Он сдержанно улыбается и что-то отвечает мне на прекрасном немецком языке. Почему я думаю, что он прекрасен? Потому что голос у мужчины – глубокий, с переливами и бархатной хрипотцой, таким голосом отлично проговаривать резкие, словно рубленые фразы с обилием согласных.
В общем, я криво улыбаюсь и качаю головой. Моя твоя не понимать.
Тогда он делает приглашающий жест и идёт вперёд, выбираясь из толпы встречающих. Каждые пару шагов оборачивается, проверяя, следую ли я за ним.
Когда мы выходим на улицу, я убеждаюсь, что непогода царит не только в небе. Но и на земле. Мне в лицо ударяет мокрый порывистый ветер. Дождь заливает глаза, заставляя жмуриться и тут же снова открывать их в поисках моего провожатого.
Оказавшись наконец в машине, обнаруживаю, что промокла до нитки. Заботливый незнакомец включает отопление, но пока до меня доходит тепло, зуб на зуб уже не попадает.
Я, конечно, не верю в приметы. Но если бы верила, уже решила б, что Берлин мне не рад.
В окно смотреть бессмысленно – всё равно видны только размытые контуры улиц, поэтому я нахохливаюсь и прикрываю глаза, стараясь найти внутренний источник тепла. Бесполезно. На место я приезжаю дрожащим от холода цуциком.

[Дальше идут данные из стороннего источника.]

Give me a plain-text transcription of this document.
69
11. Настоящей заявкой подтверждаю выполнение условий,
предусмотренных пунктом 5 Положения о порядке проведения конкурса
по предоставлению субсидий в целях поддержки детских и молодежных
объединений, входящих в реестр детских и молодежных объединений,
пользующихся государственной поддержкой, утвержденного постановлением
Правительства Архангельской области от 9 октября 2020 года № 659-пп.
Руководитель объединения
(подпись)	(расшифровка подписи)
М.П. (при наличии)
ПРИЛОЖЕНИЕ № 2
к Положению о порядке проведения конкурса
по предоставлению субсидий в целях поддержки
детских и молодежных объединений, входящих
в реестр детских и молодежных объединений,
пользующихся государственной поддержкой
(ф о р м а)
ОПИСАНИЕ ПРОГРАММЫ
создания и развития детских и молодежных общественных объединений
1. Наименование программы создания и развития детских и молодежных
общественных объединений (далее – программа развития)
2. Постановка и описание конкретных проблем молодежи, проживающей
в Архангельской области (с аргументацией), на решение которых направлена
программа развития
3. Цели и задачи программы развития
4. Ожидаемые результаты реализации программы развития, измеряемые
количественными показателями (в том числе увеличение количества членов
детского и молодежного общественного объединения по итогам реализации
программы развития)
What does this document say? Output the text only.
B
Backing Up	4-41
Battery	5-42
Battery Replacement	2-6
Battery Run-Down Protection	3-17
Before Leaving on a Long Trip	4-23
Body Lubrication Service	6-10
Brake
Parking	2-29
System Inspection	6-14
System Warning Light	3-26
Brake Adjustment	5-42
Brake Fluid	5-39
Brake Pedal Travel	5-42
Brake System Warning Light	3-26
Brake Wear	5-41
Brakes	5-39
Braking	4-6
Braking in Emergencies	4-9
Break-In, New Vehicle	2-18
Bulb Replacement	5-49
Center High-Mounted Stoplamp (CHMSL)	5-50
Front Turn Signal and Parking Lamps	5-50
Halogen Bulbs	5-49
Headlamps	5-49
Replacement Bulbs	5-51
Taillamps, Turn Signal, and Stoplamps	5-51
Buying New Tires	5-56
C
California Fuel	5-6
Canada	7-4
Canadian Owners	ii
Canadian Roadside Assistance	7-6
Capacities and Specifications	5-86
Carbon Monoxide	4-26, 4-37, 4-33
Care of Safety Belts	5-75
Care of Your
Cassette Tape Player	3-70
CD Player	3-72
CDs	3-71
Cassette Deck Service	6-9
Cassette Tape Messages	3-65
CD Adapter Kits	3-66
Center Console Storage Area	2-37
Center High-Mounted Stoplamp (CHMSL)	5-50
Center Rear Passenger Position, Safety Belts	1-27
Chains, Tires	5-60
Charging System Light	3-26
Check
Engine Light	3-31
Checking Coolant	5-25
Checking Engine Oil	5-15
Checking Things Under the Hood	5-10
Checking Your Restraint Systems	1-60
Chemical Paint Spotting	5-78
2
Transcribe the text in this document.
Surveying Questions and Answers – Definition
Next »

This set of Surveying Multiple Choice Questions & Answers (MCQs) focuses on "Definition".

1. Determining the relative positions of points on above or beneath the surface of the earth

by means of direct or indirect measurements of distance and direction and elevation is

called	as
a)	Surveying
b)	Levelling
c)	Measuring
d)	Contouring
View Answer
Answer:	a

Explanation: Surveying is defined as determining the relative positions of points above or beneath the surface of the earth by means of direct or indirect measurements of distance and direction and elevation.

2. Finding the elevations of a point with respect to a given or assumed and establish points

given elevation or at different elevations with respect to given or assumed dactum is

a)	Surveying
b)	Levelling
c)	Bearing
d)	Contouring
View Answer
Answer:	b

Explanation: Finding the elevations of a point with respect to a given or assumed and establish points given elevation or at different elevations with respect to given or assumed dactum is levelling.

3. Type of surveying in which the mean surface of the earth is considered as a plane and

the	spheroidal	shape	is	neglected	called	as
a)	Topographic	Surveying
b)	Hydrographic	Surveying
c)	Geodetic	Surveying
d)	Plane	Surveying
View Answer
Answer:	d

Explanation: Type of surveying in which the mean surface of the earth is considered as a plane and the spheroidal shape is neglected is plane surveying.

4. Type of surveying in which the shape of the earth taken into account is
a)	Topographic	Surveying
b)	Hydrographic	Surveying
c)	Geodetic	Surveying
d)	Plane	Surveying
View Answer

К счастью, припарковывается незнакомец в гараже. Пока я вяло соображаю, он уже выходит наружу и открывает мне дверь. Как хорошо, что не надо ещё раз переживать натиск непогоды.
Мужчина показывает, чтобы я следовала за ним, и идёт вперёд, загораживая мне вид своей широкой спиной. Да я и не особо расположена рассматривать дом. Хочется скорее уже снять мокрую одежду и выпить чего-нибудь горячего.
Внезапно незнакомец останавливается, и из-за него показывается невысокая, очень красивая и очень беременная брюнетка. Увидев меня, она всплескивает руками, что-то быстро и яростно выговаривает мужчине на непонятном языке (французском?), затем хватает меня и тянет за собой.
Заводит в чистую, приятно пахнущую комнату на втором этаже и, едва закрыв дверь, тут же начинает срывать с меня одежду. Я пугаюсь и пытаюсь отбиваться, но не слишком активно, всё-таки она беременна. А женщина, несмотря на своё положение, оказывается весьма сильно и настойчивой. И я сдаюсь, решая, что она даже с большим животом весьма привлекательна, и если уж кому и позволить воспользоваться моим бренным, почти неподвижным телом, то именно такой красотке. Говорят, беременным постоянно хочется секса.
Полностью раздев, она толкает меня к кровати, что выглядит вполне логично – стоя ей будет неудобно мной пользоваться.
Но едва я оказываюсь на свежей простыне, женщина накрывает меня одеялом, укутав до самой шеи, и уходит из комнаты. Куда она? Уже передумала пользоваться моей беспомощностью?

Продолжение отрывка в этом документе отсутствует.